# Harbor Freight Dust Collector



## Smitty (Jun 27, 2019)

Getting ready to get another dust collector. Mine is only a 1 hp and I have had it for over 25 years. Need more power. A friend of mine just bought one of the HF dust collectors, and i was impressed by the amount of suction compared to my current one.

HF is having their 25% off coupon sale this 4th of July, and that would bring the price of the DC down to $157.50.

So, those of you who have one of these, please comment on how you like it and how long it has lasted. Also, have you done any mods to it. Thanks.


----------



## Rocking RP (Jun 27, 2019)

Bought my HF dust collector at local pawn shop. I rigged up a cyclone and barrel assy. Works great.

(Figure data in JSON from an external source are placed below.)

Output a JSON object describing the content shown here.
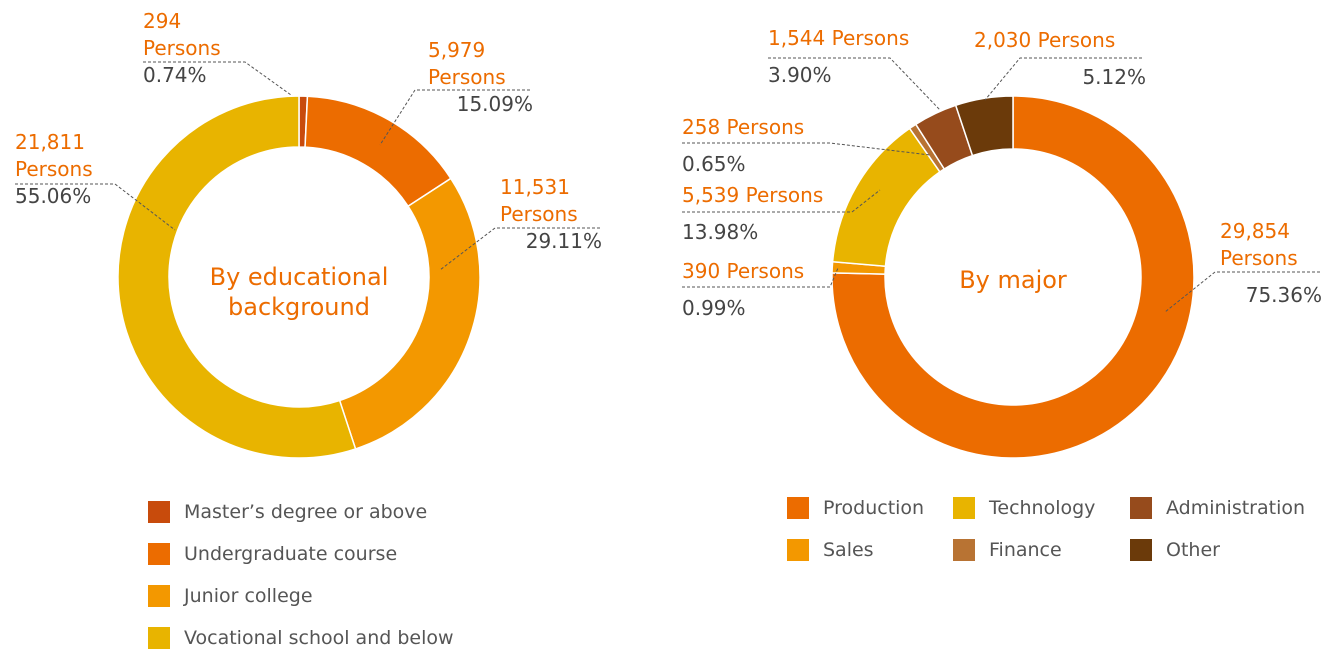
{
  "chart_data": [
    {
      "type": "donut",
      "center_label": "By educational background",
      "categories": [
        "Master’s degree or above",
        "Undergraduate course",
        "Junior college",
        "Vocational school and below"
      ],
      "values": [
        294,
        5979,
        11531,
        21811
      ],
      "value_labels": [
        "294 Persons",
        "5,979 Persons",
        "11,531 Persons",
        "21,811 Persons"
      ],
      "percents": [
        0.74,
        15.09,
        29.11,
        55.06
      ],
      "percent_labels": [
        "0.74%",
        "15.09%",
        "29.11%",
        "55.06%"
      ],
      "colors": [
        "#c84b0c",
        "#ec6c00",
        "#f39800",
        "#e8b400"
      ]
    },
    {
      "type": "donut",
      "center_label": "By major",
      "categories": [
        "Production",
        "Sales",
        "Technology",
        "Finance",
        "Administration",
        "Other"
      ],
      "values": [
        29854,
        390,
        5539,
        258,
        1544,
        2030
      ],
      "value_labels": [
        "29,854 Persons",
        "390 Persons",
        "5,539 Persons",
        "258 Persons",
        "1,544 Persons",
        "2,030 Persons"
      ],
      "percents": [
        75.36,
        0.99,
        13.98,
        0.65,
        3.9,
        5.12
      ],
      "percent_labels": [
        "75.36%",
        "0.99%",
        "13.98%",
        "0.65%",
        "3.90%",
        "5.12%"
      ],
      "colors": [
        "#ec6c00",
        "#f39800",
        "#e8b400",
        "#b87333",
        "#964b1c",
        "#6b3a0a"
      ]
    }
  ]
}
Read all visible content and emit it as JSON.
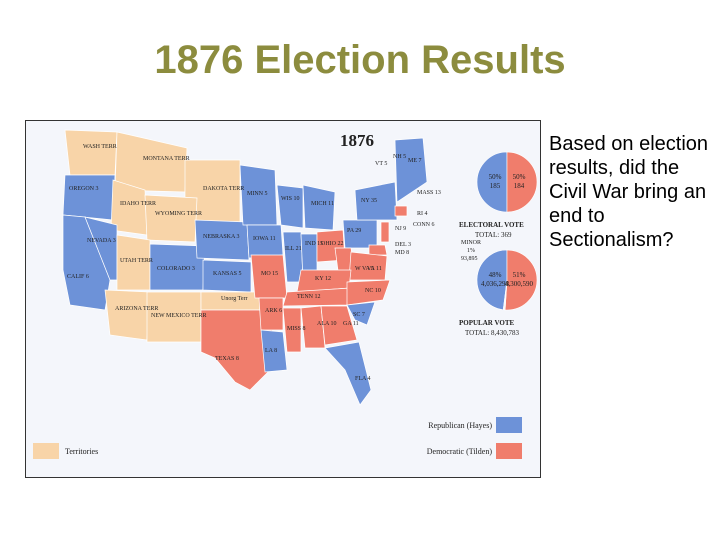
{
  "slide": {
    "title": "1876 Election Results",
    "question": "Based on election results, did the Civil War bring an end to Sectionalism?"
  },
  "map": {
    "title": "1876",
    "state_labels": [
      "WASH TERR",
      "MONTANA TERR",
      "DAKOTA TERR",
      "OREGON 3",
      "IDAHO TERR",
      "WYOMING TERR",
      "NEVADA 3",
      "CALIF 6",
      "UTAH TERR",
      "COLORADO 3",
      "NEBRASKA 3",
      "KANSAS 5",
      "ARIZONA TERR",
      "NEW MEXICO TERR",
      "Unorg Terr",
      "TEXAS 8",
      "MINN 5",
      "IOWA 11",
      "WIS 10",
      "MICH 11",
      "ILL 21",
      "IND 15",
      "OHIO 22",
      "PA 29",
      "NY 35",
      "VT 5",
      "NH 5",
      "ME 7",
      "MASS 13",
      "RI 4",
      "CONN 6",
      "NJ 9",
      "DEL 3",
      "MD 8",
      "W VA 5",
      "VA 11",
      "KY 12",
      "TENN 12",
      "NC 10",
      "SC 7",
      "GA 11",
      "ALA 10",
      "MISS 8",
      "ARK 6",
      "MO 15",
      "LA 8",
      "FLA 4"
    ],
    "electoral_vote": {
      "heading": "ELECTORAL VOTE",
      "total": "TOTAL: 369",
      "slices": [
        {
          "value": 50,
          "label": "50%",
          "count": "185"
        },
        {
          "value": 50,
          "label": "50%",
          "count": "184"
        }
      ]
    },
    "popular_vote": {
      "heading": "POPULAR VOTE",
      "total": "TOTAL: 8,430,783",
      "slices": [
        {
          "value": 48,
          "label": "48%",
          "count": "4,036,298"
        },
        {
          "value": 51,
          "label": "51%",
          "count": "4,300,590"
        },
        {
          "value": 1,
          "label": "1%",
          "count": "93,895",
          "name": "MINOR"
        }
      ]
    },
    "legend": {
      "republican": "Republican (Hayes)",
      "democratic": "Democratic (Tilden)",
      "territories": "Territories"
    }
  }
}
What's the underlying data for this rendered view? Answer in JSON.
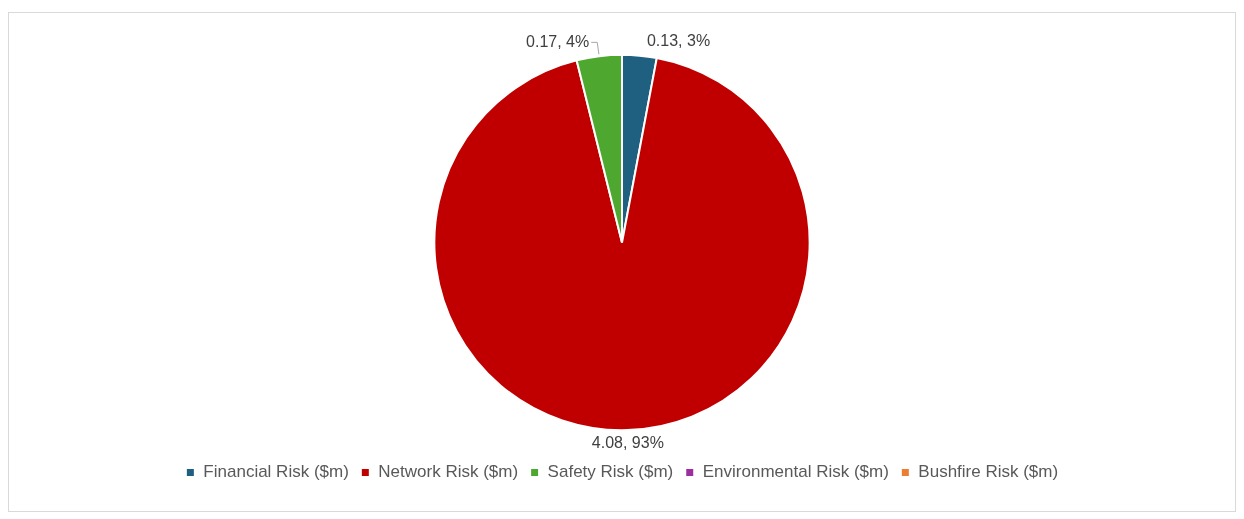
{
  "chart_data": {
    "type": "pie",
    "categories": [
      "Financial Risk ($m)",
      "Network Risk ($m)",
      "Safety Risk ($m)",
      "Environmental Risk ($m)",
      "Bushfire Risk ($m)"
    ],
    "values": [
      0.13,
      4.08,
      0.17,
      0,
      0
    ],
    "colors": [
      "#1f5f7f",
      "#c00000",
      "#4ea72e",
      "#9c2ea0",
      "#ed7d31"
    ],
    "value_labels": [
      "0.13, 3%",
      "4.08, 93%",
      "0.17, 4%",
      null,
      null
    ],
    "legend": "bottom"
  }
}
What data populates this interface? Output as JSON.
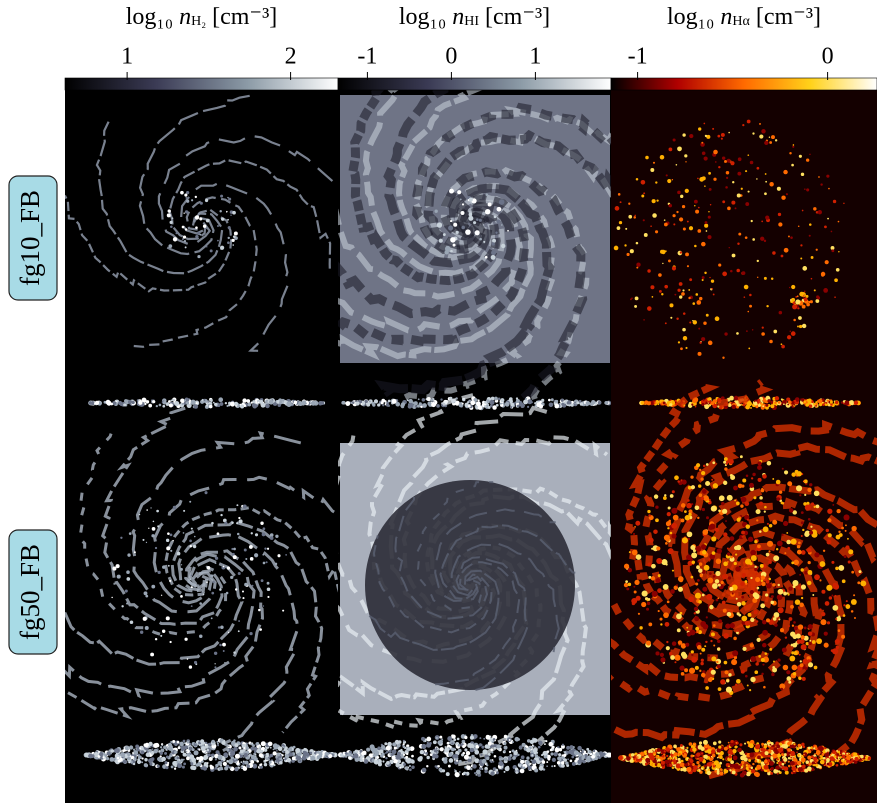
{
  "colorbars": [
    {
      "label": {
        "prefix": "log₁₀ ",
        "var": "n",
        "sub": "H₂",
        "unit": " [cm⁻³]"
      },
      "lim": [
        0.62,
        2.29
      ],
      "ticks": [
        1,
        2
      ],
      "colors": [
        "#000000",
        "#3b3b55",
        "#8b9aa6",
        "#ffffff"
      ]
    },
    {
      "label": {
        "prefix": "log₁₀ ",
        "var": "n",
        "sub": "HI",
        "unit": " [cm⁻³]"
      },
      "lim": [
        -1.35,
        1.9
      ],
      "ticks": [
        -1,
        0,
        1
      ],
      "colors": [
        "#000000",
        "#3b3b55",
        "#8b9aa6",
        "#ffffff"
      ]
    },
    {
      "label": {
        "prefix": "log₁₀ ",
        "var": "n",
        "sub": "Hα",
        "unit": " [cm⁻³]"
      },
      "lim": [
        -1.14,
        0.26
      ],
      "ticks": [
        -1,
        0
      ],
      "colors": [
        "#000000",
        "#b00000",
        "#ff6a00",
        "#ffd21a",
        "#ffffff"
      ]
    }
  ],
  "rows": [
    {
      "label": "fg10_FB"
    },
    {
      "label": "fg50_FB"
    }
  ]
}
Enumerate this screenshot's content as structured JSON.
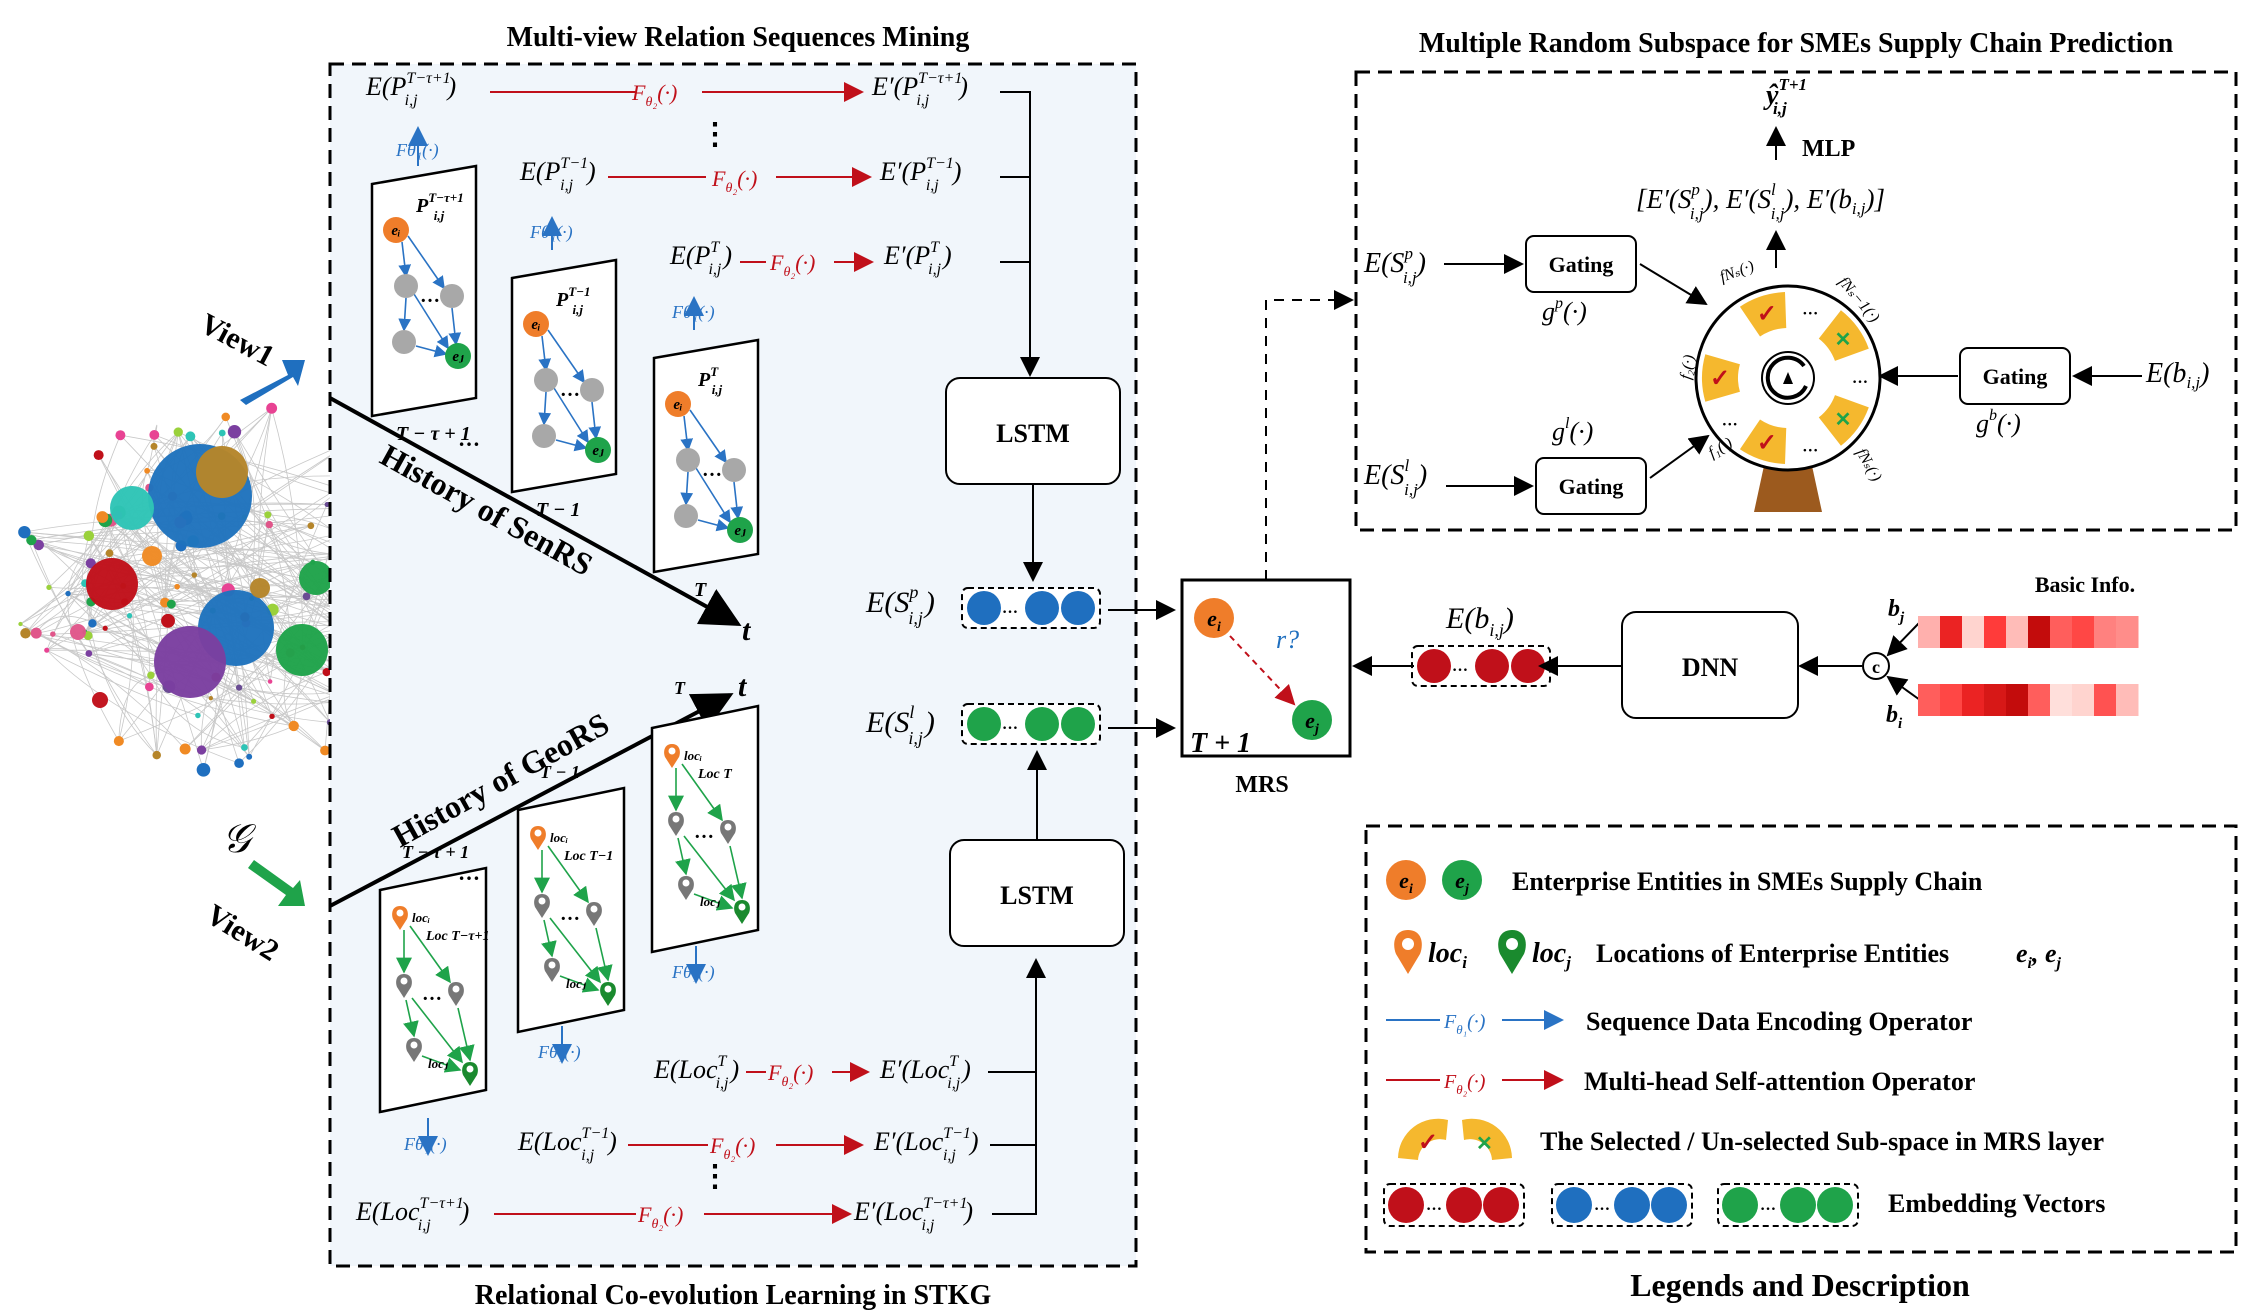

Reactions: Like 2 | Way Cool 1


----------



## ripjack13 (Jun 27, 2019)

@Nathan W

Reactions: Thank You! 1


----------



## ripjack13 (Jun 27, 2019)

@Sprung

Reactions: Thank You! 1


----------



## woodtickgreg (Jun 27, 2019)

I have one with a winn pleated filter. It works great, I usually just hook it up directly to my jointer or planer. I did seal all the seams on it with some silicone caulk.

Reactions: Like 2


----------



## barry richardson (Jun 27, 2019)

I have had one for years, I put a canister filter on it straight away. It is still going strong, the framework that holds up the assembly is kinda whimpy though, the metal tubes fatigued and broke from dragging it around my shop, had to Jerry rig a fix. Also the switch failed, but that was an easy fix, replaced with a toggle switch. I would buy one again though if I was in the market...

Reactions: Like 1


----------



## TimR (Jun 27, 2019)

Mine is about 9 years old modded with a Thein Baffle. Nothing but good things to say about the HF with the Thein mod. Also added Wynn 1 micron filter.
Jump on it, make some mods and enjoy. One of the better deals from HF.

Reactions: Like 2


----------



## Sprung (Jun 27, 2019)

This is what I did with mine. I've been happy with the setup, though I do wish I had built it a little more compact. That may be a project for sometime down the road.

Reactions: Like 3 | Way Cool 2


----------



## TimR (Jun 27, 2019)

Sprung said:


> This is what I did with mine. I've been happy with the setup, though I do wish I had built it a little more compact. That may be a project for sometime down the road.
> 
> View attachment 167941


I’ve thought about updating mine with a Dust Deputy or similar to get better cyclonic movement.


----------



## Sprung (Jun 27, 2019)

TimR said:


> I’ve thought about updating mine with a Dust Deputy or similar to get better cyclonic movement.



I've been happy with the Dust Deputy. I also have the shop vac version.


----------



## Nathan W (Jul 14, 2019)

I own one, but I can’t speak much on its intended purpose. I bought mine 1+ years ago, some time later I got ahold of a Super dust deputy , I recently acquired enough duct material to cover all the tools. I venture to guess that within 5 years I will have it all hook up

I have used the machine for small remodeling jobs while sanding drywall joints. With 100 ft flex hose I set the collector outside (because I don’t have a high efficiency filter for it yet) and held the hose anywhere close to where I was sanding. The difference in cleanup made it well worth the hassle of loading that awkward thing into the truck. Both jobs I used this on were “inhabited “ offices. The work was done in the evening and I had to leave no trace of dust before the offices reopened next morning. 

I cannot imagine that anyone could complain much about how well these collectors from what I have seen so far.


----------